Please excuse me posting my thoughts, something that haunted me when I was in my early and midteens, and now my family thinks my past imagined horrors are so silly they just dismiss it. I know that it is an unreal ghost, but for me it was once so real.
As I went through puberty, both sets of my labia and especially my clitoris became so large I believed that I was intersexed, or an hermaphrodite (although being associated with a god seemed not so bad). My older sister calling me a freak certainly reinforced the idea. I was scared that my clit would keep growing (it did) and turn into a penis (it didn't). I was afraid that I would just need to hide it forever, that no one would ever want to love me in a physical way. It sometimes kept me awake at night and gave me stomach aches at school.

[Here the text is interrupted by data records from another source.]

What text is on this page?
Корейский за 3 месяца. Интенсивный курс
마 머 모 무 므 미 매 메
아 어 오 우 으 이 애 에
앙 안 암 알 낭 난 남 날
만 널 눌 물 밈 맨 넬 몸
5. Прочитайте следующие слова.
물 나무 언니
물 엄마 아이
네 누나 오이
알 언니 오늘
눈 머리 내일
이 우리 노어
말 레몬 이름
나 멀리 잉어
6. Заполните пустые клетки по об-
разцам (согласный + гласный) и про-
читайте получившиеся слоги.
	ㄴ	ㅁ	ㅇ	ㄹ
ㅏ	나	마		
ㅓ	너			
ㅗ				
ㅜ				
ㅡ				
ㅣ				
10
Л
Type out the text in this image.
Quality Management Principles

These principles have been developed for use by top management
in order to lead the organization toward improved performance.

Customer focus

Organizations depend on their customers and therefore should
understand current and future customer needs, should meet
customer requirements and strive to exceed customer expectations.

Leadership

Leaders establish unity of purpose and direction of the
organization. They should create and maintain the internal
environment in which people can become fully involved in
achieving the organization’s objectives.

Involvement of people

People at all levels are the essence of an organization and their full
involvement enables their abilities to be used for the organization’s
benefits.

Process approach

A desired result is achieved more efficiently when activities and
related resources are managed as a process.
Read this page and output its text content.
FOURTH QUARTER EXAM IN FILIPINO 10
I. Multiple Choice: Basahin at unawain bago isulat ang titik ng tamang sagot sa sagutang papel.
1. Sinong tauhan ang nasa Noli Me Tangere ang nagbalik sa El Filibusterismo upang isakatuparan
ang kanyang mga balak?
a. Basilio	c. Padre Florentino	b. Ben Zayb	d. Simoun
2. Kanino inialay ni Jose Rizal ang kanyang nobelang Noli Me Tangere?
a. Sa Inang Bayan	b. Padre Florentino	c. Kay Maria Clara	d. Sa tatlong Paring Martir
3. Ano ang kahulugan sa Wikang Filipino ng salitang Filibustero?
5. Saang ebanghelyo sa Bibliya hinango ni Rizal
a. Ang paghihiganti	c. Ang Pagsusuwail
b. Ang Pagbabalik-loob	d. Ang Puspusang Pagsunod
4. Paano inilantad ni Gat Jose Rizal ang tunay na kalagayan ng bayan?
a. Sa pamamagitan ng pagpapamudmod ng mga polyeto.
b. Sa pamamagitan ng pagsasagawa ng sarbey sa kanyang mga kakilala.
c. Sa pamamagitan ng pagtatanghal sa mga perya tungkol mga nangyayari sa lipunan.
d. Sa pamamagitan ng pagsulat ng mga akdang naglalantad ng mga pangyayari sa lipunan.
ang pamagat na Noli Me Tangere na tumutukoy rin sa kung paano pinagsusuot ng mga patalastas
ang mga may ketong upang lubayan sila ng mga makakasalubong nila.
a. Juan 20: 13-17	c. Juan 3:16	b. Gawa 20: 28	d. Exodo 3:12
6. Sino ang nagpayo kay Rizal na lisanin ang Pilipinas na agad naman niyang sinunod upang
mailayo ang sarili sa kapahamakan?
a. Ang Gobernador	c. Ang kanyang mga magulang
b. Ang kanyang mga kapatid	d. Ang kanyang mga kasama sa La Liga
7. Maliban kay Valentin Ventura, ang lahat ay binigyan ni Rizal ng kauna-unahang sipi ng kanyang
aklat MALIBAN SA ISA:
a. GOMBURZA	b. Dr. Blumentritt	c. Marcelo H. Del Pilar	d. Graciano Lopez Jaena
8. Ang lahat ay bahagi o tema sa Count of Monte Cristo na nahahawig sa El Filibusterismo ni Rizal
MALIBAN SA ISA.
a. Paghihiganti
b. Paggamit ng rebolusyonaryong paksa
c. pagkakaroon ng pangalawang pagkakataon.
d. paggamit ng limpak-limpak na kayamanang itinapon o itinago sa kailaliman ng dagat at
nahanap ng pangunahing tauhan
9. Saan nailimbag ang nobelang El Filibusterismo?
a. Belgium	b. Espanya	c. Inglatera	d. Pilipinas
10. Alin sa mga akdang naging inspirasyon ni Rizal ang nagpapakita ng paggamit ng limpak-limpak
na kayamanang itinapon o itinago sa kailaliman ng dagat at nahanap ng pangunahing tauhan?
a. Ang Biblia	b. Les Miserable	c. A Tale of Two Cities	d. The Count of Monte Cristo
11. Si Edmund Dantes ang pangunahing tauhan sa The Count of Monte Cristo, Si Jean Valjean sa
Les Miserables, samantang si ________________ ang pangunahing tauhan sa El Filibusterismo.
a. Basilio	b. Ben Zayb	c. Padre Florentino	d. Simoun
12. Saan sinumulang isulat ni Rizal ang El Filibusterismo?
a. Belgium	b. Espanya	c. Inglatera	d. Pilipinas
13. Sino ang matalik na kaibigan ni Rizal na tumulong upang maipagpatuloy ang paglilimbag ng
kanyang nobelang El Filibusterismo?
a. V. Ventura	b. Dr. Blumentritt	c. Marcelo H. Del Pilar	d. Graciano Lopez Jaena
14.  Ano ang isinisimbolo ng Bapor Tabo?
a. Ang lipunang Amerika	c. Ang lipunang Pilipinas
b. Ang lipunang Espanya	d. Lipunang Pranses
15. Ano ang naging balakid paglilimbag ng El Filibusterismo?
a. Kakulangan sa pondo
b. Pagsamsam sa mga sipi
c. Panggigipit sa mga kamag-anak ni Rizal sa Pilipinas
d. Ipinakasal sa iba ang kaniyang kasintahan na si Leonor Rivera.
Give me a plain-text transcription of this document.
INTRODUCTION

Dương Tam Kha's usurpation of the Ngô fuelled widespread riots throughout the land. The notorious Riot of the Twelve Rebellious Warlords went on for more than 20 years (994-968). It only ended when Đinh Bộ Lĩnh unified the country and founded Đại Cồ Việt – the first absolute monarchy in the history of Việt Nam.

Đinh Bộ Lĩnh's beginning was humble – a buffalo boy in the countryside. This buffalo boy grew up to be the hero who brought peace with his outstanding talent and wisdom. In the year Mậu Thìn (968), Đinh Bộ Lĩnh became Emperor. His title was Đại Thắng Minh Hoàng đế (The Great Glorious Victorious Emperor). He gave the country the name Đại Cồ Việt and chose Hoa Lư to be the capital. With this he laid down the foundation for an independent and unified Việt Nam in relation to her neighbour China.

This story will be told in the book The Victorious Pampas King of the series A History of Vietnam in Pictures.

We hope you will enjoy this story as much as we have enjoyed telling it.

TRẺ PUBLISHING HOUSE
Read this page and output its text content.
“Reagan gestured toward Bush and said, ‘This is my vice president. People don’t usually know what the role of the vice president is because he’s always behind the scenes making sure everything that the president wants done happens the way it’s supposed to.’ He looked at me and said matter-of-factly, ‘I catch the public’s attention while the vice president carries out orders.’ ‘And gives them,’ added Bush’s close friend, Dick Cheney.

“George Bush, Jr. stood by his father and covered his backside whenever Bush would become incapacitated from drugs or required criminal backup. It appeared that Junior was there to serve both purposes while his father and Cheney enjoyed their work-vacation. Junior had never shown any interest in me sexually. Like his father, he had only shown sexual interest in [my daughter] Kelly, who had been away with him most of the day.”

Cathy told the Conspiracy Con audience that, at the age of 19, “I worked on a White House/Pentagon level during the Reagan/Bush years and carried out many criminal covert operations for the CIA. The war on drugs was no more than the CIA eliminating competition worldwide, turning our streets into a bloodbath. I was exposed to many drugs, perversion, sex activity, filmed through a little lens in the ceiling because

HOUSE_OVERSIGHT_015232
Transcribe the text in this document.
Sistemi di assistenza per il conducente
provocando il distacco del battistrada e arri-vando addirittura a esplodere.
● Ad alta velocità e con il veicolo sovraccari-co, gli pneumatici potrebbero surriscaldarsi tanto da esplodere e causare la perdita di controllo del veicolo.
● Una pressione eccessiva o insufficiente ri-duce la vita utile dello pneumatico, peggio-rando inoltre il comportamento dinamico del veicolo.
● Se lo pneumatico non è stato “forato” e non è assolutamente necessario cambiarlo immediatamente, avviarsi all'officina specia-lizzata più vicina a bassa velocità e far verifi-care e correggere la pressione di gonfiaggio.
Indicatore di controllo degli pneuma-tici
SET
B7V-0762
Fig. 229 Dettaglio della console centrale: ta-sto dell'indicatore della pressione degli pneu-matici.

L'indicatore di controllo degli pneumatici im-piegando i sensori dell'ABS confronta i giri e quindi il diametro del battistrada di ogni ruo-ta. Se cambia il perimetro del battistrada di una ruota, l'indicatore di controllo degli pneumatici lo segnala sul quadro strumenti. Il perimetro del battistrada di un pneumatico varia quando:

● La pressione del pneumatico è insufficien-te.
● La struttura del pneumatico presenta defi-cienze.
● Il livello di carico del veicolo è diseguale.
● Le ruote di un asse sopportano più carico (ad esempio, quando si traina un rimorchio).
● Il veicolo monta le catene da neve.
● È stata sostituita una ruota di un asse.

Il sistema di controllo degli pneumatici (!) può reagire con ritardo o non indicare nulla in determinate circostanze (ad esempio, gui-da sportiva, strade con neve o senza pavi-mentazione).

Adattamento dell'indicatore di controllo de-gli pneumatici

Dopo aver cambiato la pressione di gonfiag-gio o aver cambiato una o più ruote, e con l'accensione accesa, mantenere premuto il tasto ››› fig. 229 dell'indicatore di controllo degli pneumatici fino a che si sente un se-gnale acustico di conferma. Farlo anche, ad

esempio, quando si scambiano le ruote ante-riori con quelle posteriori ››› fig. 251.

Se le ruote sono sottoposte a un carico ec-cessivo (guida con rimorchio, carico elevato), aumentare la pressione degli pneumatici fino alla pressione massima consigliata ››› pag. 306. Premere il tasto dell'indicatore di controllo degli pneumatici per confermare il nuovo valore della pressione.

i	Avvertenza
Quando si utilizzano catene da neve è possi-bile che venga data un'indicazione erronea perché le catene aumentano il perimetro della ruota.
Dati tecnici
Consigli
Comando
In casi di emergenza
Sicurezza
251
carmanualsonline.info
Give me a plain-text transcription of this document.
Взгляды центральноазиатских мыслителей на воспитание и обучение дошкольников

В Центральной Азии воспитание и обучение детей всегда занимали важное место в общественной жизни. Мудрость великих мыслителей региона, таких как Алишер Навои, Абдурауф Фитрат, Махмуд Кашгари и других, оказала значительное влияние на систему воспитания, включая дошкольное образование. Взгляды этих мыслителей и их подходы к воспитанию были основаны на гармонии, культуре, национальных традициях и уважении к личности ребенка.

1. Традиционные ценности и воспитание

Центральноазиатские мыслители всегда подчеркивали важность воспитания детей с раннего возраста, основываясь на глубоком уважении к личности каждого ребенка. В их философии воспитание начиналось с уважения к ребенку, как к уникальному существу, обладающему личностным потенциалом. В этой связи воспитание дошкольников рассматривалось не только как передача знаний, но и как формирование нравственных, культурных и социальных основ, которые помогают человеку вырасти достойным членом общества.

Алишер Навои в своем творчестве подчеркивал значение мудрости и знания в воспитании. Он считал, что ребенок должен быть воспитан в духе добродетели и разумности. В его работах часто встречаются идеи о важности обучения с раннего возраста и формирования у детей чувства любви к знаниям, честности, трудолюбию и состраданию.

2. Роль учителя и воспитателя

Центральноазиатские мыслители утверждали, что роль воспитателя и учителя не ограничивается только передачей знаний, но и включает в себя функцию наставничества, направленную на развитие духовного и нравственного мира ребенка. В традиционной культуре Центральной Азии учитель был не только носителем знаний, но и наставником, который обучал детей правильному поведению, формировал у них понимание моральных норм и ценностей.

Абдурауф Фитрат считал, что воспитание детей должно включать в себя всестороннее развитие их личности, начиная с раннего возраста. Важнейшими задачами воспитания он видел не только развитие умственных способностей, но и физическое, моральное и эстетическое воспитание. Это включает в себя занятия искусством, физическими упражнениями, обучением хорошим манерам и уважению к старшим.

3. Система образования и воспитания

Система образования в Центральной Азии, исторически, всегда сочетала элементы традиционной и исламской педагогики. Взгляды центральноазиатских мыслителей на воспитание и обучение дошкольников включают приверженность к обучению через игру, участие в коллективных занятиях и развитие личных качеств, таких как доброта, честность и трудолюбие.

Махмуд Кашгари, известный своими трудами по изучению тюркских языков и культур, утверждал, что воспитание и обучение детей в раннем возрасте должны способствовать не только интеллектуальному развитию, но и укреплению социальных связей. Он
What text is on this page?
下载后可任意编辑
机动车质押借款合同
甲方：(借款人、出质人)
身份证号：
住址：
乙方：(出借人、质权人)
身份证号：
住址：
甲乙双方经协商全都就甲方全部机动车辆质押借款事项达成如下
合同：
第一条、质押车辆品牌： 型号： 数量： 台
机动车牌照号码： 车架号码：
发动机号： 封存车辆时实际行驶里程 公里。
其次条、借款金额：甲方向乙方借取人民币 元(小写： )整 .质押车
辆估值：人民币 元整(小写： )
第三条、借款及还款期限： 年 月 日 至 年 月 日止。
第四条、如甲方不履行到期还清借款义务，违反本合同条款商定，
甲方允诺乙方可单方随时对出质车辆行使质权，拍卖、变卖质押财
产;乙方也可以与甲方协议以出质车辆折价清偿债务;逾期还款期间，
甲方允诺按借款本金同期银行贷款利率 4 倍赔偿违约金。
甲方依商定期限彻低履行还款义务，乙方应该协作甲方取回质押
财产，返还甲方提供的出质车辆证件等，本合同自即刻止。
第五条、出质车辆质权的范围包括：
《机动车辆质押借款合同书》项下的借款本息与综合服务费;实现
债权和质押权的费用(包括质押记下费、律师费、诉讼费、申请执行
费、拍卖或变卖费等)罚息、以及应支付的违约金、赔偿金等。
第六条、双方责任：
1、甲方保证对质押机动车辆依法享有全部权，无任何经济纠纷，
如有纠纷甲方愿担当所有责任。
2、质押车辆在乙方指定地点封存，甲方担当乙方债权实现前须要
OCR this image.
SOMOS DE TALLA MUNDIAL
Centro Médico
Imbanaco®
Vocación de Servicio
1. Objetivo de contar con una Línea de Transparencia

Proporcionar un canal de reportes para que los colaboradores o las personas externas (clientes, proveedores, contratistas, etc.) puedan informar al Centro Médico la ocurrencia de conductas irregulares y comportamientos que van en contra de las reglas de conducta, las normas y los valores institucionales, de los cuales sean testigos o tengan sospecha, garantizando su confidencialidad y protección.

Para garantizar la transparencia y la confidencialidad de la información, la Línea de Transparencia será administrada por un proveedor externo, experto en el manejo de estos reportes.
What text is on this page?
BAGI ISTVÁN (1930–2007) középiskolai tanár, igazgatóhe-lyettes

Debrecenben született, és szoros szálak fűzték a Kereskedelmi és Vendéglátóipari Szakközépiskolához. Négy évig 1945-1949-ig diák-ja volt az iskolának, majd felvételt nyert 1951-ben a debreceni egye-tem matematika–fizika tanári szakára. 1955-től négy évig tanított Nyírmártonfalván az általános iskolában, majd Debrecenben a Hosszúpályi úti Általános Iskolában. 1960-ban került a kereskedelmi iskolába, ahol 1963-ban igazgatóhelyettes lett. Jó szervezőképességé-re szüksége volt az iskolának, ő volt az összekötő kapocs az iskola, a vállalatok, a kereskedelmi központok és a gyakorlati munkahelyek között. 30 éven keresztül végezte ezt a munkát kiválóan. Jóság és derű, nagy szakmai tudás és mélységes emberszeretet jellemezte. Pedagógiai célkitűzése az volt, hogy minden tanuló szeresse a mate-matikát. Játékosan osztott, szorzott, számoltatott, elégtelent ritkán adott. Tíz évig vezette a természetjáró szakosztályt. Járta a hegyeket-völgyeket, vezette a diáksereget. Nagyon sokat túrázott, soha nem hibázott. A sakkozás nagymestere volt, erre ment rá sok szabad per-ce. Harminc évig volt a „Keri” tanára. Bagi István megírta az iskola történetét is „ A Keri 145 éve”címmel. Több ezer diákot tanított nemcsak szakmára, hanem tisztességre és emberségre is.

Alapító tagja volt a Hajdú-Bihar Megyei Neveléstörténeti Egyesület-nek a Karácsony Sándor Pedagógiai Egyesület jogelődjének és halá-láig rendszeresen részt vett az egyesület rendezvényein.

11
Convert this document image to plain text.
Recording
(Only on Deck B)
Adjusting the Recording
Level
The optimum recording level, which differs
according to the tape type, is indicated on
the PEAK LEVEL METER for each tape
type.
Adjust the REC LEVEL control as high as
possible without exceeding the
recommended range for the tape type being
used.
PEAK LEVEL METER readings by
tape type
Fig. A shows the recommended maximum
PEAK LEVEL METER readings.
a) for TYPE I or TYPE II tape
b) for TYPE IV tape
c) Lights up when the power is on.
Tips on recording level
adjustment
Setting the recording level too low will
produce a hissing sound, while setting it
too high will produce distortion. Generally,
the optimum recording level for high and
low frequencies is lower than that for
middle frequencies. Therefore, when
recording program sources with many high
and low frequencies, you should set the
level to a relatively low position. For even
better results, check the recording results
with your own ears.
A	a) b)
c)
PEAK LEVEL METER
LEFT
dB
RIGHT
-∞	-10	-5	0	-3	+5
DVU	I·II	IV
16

Long story short, although my breasts are small and I appear muscular (only because I have low body fat), I never developed any other male characteristics. My voice is high, my nipples large, I have sparse body hair, and even now over thirty, I look like a girl. The first person to go Down There was Red; he was eager, I was horny and to my surprise he loved it, just loved it. (Red knew that I was a virgin, and it helped that he started by doing oral on me and that I had been opening my vagina up for years by using tampons and inserting my fingers when masturbating.) Now fourteen years, four more guys and numerous women later, they all have liked it, enjoyed it (as have I) and I am proud of whatever it is, is Down There. For a while, however, it was a personal hidden nightmare.
Or woman has ever complained. Amazing how important that is to making us feel good about it.